Computers currently work using tiny silicon transistors as on/off switches to encode bits of data. Each action can have one of two values: one (on) and zero (off) in binary code.
Traditional computing is measured by the amount of information that can be contained in these zeros and ones. Either a bit is a zero or a one, not both at the same time. This limits the speed at which computation can occur.
A quantum computer is not limited to this either/or way of thinking. Its memory is made up of quantum bits or qubits – tiny particles of matter (like atoms, ions, photons or even electrons) which are the units of quantum computing. Qubits do both/and – meaning they can be in a superposition of all possible combinations of zeros and ones; in other words, they can be all those states simultaneously.
Qubits can adopt a value to represent zero, one, and zero and one at the same time, or any quantum superposition of those two qubit states.
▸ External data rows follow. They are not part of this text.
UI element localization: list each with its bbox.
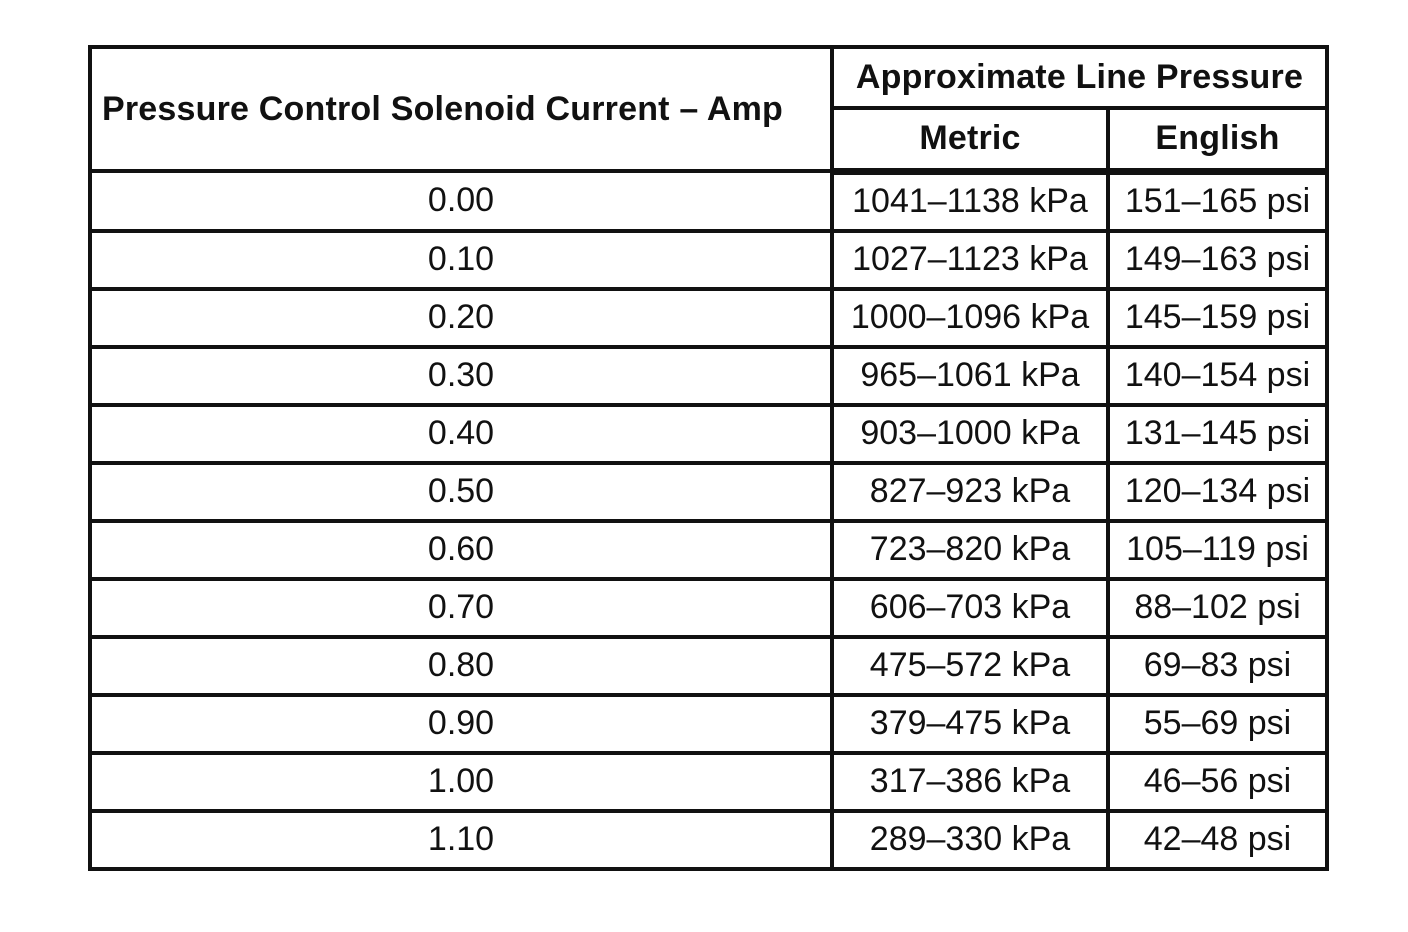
cell-metric: 723–820 kPa <box>832 521 1108 579</box>
cell-metric: 606–703 kPa <box>832 579 1108 637</box>
cell-metric: 903–1000 kPa <box>832 405 1108 463</box>
table-row <box>90 579 1327 637</box>
table-row <box>90 463 1327 521</box>
cell-current: 0.70 <box>90 579 832 637</box>
table-row <box>90 753 1327 811</box>
table-body <box>90 171 1327 869</box>
header-row-top <box>90 47 1327 108</box>
cell-metric: 1000–1096 kPa <box>832 289 1108 347</box>
cell-current: 0.40 <box>90 405 832 463</box>
cell-metric: 1041–1138 kPa <box>832 171 1108 231</box>
table-row <box>90 289 1327 347</box>
cell-current: 0.50 <box>90 463 832 521</box>
cell-current: 0.00 <box>90 171 832 231</box>
cell-english: 145–159 psi <box>1108 289 1327 347</box>
cell-metric: 475–572 kPa <box>832 637 1108 695</box>
table-row <box>90 405 1327 463</box>
table-row <box>90 521 1327 579</box>
cell-metric: 1027–1123 kPa <box>832 231 1108 289</box>
cell-current: 0.20 <box>90 289 832 347</box>
cell-current: 0.30 <box>90 347 832 405</box>
cell-english: 131–145 psi <box>1108 405 1327 463</box>
cell-english: 42–48 psi <box>1108 811 1327 869</box>
cell-english: 46–56 psi <box>1108 753 1327 811</box>
pressure-table <box>88 45 1329 871</box>
pressure-table-container <box>88 45 1325 871</box>
cell-current: 1.10 <box>90 811 832 869</box>
cell-english: 55–69 psi <box>1108 695 1327 753</box>
table-row <box>90 811 1327 869</box>
cell-english: 88–102 psi <box>1108 579 1327 637</box>
header-metric: Metric <box>832 108 1108 171</box>
cell-metric: 289–330 kPa <box>832 811 1108 869</box>
cell-english: 151–165 psi <box>1108 171 1327 231</box>
header-current: Pressure Control Solenoid Current – Amp <box>90 47 832 171</box>
cell-metric: 965–1061 kPa <box>832 347 1108 405</box>
table-row <box>90 695 1327 753</box>
cell-current: 1.00 <box>90 753 832 811</box>
cell-english: 140–154 psi <box>1108 347 1327 405</box>
header-line-pressure: Approximate Line Pressure <box>832 47 1327 108</box>
table-row <box>90 347 1327 405</box>
cell-metric: 379–475 kPa <box>832 695 1108 753</box>
table-header <box>90 47 1327 171</box>
cell-current: 0.60 <box>90 521 832 579</box>
table-row <box>90 637 1327 695</box>
cell-metric: 827–923 kPa <box>832 463 1108 521</box>
cell-current: 0.80 <box>90 637 832 695</box>
table-row <box>90 231 1327 289</box>
cell-english: 69–83 psi <box>1108 637 1327 695</box>
header-english: English <box>1108 108 1327 171</box>
cell-english: 105–119 psi <box>1108 521 1327 579</box>
table-row <box>90 171 1327 231</box>
cell-metric: 317–386 kPa <box>832 753 1108 811</box>
cell-english: 149–163 psi <box>1108 231 1327 289</box>
cell-current: 0.10 <box>90 231 832 289</box>
cell-current: 0.90 <box>90 695 832 753</box>
cell-english: 120–134 psi <box>1108 463 1327 521</box>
This is caused exclusively by the characteristics of quantum physics.
Qubits can be made in different ways, but the rule is that two qubits can be both in state A, both in state B, one in state A and one at state B, or vice-versa, so four probabilities in total. The state of a qubit is not known until you measure it.
In theory, a quantum computer would process all the states of a qubit at the same time, and with every qubit added to its memory size, its computational power increases exponentially. So, for three qubits, there are eight states to work with simultaneously – for four, 16; for ten, 1,024; and so on. It does not take a lot of qubits to quickly surpass the memory banks of the most powerful modern supercomputers, so for specific tasks, a quantum computer can find a solution much faster than any regular computer could.